Çocukken, küçücük bir fidanın dev bir ağaca dönüşmesini izler gibi, bir taşın da heybetli bir kayaya evrilebileceğini hayal ettim. Masum bir inançla, toprağa ektiğim taşın her gün suyunu verdim, büyüyüp yeşermesini bekledim. Aradan haftalar geçmesine rağmen, taşın küçücük bedeni değişmedi. Annem, "Taşlar büyümez oğlum," dedi. O gün, taşların sadece sert ve soğuk olmadığını, aynı zamanda değişime de kapalı olduğunu anladım.
Yıllar sonra, bu anı tekrar düşündüğümde, taş kalpli ve taş kafalı insanlarla kurduğum ilişkileri de hatırladım. Onlar da tıpkı o taş gibi, değişime ve gelişime karşı dirençliydiler. Kalplerini sevgiye ve merhamete açmak yerine, inatçılık ve katılık zırhına bürünmüşlerdi.
Onlardan farklı olmak için, tıpkı doğa gibi yıkıcı ve kudretli olmayı seçtim. Kalbim volkanik patlamaların alevleriyle aydınlandı, ellerim yeryüzünün derinliklerinden fışkıran lavlarla kirlendi. Bu yıkıcı gücü, değişimin ve dönüşümün aracı olarak kullandım.

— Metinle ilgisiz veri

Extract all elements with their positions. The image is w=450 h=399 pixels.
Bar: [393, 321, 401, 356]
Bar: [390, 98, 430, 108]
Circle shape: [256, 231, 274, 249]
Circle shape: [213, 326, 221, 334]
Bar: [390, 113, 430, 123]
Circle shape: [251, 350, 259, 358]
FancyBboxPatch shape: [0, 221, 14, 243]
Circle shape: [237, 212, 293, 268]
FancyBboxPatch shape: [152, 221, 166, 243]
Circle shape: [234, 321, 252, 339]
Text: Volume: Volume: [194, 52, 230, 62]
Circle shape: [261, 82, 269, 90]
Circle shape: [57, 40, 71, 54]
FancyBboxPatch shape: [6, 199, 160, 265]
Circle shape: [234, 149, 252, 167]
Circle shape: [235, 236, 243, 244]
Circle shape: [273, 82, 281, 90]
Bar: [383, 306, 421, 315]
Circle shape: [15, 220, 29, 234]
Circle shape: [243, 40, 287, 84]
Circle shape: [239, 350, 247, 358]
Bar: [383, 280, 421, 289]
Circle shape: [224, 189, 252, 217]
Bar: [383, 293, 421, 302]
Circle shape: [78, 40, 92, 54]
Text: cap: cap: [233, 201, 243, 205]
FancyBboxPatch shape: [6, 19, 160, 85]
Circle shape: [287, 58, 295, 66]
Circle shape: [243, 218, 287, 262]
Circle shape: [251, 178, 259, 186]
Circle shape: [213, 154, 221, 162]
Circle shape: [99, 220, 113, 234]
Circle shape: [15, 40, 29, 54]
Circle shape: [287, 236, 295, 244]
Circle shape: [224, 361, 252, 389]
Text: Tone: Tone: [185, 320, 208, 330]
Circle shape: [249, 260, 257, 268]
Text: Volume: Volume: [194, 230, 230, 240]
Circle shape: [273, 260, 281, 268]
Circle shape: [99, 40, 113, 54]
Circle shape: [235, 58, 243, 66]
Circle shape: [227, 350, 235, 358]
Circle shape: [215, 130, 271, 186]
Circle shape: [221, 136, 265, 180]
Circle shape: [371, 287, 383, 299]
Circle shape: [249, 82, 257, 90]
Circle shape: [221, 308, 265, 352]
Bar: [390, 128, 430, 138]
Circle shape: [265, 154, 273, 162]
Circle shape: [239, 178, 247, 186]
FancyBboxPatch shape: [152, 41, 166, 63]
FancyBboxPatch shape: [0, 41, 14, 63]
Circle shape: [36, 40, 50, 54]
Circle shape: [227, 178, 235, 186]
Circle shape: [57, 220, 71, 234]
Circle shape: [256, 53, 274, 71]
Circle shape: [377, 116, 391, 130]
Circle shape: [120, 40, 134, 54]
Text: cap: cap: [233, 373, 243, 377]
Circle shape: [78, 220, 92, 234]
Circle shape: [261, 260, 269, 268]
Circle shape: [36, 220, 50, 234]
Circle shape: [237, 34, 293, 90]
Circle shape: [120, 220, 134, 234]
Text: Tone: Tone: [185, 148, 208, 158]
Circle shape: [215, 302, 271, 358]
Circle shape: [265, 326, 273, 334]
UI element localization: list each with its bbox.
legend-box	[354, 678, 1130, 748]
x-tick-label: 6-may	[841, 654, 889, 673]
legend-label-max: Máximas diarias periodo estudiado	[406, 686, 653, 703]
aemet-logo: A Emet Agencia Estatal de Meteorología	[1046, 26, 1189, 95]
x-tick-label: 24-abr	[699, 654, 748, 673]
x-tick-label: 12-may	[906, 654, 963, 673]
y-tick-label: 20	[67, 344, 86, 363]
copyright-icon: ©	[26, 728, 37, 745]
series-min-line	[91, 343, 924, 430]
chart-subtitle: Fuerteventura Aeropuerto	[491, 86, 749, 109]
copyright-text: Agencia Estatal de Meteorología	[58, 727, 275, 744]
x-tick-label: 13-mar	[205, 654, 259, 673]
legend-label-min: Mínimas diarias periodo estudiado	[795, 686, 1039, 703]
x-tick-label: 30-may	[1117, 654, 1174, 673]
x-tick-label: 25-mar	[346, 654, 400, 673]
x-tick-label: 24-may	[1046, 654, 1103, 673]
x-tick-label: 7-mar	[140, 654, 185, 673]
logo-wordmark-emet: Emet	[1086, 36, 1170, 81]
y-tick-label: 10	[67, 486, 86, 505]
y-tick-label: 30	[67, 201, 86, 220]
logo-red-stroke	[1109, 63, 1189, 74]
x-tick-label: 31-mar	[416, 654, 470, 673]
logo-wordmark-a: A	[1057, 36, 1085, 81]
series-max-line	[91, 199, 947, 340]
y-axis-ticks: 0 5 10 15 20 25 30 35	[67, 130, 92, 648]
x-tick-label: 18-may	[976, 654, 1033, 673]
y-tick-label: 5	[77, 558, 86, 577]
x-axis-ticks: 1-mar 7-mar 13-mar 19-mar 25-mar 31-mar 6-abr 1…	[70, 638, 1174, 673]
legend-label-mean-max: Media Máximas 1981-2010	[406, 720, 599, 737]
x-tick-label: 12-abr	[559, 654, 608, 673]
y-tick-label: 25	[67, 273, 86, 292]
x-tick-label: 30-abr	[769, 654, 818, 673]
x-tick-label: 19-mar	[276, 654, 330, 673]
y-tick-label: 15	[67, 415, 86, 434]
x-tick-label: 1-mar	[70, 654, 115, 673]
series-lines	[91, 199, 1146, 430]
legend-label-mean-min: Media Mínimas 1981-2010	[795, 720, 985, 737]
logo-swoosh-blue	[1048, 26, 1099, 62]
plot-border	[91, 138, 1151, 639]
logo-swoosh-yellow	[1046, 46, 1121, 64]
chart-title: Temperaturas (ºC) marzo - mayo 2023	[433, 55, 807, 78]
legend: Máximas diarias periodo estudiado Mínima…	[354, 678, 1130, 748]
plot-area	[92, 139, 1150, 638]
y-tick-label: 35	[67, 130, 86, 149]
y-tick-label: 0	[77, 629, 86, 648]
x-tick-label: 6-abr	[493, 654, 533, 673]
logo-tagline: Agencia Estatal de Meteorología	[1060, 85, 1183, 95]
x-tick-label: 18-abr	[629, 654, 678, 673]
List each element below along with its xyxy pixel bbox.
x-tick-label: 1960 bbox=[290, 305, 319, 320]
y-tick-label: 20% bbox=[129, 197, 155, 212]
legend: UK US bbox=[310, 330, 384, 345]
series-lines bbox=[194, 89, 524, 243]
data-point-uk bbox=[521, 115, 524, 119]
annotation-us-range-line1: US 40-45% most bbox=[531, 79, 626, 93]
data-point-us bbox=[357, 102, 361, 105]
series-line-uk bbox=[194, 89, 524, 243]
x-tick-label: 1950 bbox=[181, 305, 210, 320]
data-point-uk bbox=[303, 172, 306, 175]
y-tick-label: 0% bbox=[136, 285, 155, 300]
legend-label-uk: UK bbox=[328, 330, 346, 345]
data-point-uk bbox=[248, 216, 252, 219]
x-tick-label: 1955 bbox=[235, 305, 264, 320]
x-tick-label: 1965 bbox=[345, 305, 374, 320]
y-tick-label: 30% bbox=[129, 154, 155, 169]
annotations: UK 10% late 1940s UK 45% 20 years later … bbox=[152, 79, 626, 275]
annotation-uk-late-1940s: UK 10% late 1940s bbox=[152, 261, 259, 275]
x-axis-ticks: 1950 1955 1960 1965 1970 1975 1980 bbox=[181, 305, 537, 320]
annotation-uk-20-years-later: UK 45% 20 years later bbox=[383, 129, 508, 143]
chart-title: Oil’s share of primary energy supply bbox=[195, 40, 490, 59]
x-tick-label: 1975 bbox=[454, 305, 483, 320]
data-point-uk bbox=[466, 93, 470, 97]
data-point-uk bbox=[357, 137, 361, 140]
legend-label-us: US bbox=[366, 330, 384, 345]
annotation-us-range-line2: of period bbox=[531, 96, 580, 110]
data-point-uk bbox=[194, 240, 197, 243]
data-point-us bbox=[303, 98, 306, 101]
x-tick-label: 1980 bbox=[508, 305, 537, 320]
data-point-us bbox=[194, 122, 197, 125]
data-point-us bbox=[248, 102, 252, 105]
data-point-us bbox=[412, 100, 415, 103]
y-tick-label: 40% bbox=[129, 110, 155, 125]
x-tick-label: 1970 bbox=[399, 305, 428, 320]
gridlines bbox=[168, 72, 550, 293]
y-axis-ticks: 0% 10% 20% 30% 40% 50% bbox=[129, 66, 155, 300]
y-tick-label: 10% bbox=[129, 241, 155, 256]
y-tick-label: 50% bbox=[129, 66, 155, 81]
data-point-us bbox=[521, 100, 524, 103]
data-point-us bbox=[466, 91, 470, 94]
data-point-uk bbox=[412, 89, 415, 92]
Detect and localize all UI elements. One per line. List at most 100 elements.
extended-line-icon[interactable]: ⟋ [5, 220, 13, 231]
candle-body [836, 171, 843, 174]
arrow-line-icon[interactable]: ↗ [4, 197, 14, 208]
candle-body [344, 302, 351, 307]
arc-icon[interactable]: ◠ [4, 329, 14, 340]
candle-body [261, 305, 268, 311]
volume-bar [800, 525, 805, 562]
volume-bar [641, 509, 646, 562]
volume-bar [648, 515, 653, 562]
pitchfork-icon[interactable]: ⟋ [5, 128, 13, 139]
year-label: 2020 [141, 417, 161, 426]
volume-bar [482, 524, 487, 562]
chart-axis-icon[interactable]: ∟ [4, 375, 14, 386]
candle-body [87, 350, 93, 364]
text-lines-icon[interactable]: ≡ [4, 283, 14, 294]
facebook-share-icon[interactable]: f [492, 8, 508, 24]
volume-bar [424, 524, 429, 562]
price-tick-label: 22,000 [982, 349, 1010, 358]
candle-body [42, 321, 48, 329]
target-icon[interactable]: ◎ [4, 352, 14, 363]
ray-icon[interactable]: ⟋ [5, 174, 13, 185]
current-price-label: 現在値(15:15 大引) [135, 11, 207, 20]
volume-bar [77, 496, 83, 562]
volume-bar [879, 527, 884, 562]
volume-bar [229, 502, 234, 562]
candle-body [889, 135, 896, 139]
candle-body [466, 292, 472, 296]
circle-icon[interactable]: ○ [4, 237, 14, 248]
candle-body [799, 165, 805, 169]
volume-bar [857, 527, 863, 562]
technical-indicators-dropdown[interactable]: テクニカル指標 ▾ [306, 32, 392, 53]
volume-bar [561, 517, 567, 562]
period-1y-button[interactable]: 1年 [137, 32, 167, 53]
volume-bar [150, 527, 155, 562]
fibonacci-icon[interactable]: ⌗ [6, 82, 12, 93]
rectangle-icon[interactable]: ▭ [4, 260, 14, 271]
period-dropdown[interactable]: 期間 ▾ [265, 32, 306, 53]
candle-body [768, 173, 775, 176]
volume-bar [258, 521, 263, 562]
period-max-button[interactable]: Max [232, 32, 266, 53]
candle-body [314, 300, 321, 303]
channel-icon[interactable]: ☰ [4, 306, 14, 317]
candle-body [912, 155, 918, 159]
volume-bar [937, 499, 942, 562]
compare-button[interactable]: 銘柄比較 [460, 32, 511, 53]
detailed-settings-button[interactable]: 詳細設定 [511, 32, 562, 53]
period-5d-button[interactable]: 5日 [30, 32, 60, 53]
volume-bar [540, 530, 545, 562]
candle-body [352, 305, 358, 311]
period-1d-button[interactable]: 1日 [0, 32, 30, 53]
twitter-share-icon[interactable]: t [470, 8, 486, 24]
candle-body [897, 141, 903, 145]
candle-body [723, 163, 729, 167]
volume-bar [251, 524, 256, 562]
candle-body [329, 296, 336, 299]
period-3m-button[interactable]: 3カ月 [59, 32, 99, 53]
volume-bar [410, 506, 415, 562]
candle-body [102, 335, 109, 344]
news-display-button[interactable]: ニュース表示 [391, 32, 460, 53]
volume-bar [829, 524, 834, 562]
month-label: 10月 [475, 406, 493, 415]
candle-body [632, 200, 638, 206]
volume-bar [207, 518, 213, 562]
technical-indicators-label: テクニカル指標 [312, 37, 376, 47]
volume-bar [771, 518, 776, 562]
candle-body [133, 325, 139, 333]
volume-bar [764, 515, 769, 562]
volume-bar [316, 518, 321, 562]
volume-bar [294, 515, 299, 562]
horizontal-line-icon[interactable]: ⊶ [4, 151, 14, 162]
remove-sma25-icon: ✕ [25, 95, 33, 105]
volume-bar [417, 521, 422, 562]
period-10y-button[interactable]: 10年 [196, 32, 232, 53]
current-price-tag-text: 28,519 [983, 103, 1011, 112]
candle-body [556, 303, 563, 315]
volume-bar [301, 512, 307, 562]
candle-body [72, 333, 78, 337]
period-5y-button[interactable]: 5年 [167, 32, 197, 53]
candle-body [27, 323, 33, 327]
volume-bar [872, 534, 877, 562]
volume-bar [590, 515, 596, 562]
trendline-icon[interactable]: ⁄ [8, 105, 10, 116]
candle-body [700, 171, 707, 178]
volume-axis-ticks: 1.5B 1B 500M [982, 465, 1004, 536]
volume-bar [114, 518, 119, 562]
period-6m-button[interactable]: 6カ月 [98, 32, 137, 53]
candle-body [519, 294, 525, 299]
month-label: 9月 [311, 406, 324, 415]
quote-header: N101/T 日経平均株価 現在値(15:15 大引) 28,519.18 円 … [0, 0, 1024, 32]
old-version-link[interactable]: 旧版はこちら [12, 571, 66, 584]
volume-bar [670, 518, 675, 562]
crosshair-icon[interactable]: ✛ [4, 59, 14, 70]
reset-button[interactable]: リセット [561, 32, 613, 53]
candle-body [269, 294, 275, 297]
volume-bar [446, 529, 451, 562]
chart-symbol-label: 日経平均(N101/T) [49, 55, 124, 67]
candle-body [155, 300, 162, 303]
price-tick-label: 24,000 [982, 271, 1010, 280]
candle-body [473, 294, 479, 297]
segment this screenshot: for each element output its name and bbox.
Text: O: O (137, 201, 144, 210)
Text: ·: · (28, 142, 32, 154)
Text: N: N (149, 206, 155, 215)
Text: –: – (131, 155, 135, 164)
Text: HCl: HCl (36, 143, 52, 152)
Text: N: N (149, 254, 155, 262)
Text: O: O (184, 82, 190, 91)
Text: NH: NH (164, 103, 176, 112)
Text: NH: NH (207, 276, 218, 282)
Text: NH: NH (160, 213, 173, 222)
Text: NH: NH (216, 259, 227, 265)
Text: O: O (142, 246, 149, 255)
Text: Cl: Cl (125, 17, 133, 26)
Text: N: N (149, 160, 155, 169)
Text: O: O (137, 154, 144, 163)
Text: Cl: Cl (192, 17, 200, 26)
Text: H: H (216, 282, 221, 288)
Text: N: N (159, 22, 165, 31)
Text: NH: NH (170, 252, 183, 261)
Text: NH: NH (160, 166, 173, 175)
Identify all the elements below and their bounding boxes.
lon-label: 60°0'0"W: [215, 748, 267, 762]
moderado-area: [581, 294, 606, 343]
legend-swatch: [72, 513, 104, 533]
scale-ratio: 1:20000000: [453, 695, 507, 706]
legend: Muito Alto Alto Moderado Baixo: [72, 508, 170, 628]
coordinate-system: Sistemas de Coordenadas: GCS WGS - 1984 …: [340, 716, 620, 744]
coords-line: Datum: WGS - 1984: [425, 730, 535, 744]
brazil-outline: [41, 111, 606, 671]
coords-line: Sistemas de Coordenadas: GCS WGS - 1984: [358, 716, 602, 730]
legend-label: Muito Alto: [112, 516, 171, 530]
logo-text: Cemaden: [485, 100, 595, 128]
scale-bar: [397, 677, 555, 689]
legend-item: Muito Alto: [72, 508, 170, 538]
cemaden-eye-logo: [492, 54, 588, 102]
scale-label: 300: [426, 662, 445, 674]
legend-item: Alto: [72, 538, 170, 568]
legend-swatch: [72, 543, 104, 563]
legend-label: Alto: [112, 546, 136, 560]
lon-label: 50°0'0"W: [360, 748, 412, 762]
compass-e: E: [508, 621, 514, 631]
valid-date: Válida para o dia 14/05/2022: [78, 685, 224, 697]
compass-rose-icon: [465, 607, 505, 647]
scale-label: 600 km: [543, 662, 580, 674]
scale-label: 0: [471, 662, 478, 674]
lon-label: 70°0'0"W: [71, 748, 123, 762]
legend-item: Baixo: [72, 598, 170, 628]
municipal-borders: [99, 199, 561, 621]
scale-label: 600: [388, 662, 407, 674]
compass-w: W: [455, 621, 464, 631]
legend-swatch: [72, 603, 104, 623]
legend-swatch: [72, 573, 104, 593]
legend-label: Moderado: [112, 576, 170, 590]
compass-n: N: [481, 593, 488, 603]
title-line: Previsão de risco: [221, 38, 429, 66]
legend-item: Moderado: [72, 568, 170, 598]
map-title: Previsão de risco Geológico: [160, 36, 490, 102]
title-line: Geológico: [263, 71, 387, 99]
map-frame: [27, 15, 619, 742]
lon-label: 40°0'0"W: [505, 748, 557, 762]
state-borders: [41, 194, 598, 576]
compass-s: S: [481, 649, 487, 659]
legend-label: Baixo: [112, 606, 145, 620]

Tıpkı doğanın fırtınaların ardından yeniden yeşermesi gibi, ben de yıkımdan sonra yeniden inşa etmeyi öğrendim. Taş kalpli ve taş kafalı insanlara inat, sevgi ve merhamet tohumları ekmeye devam ettim. Belki de bir gün, o tohumlar filizlenir ve buz gibi kalpleri eritir.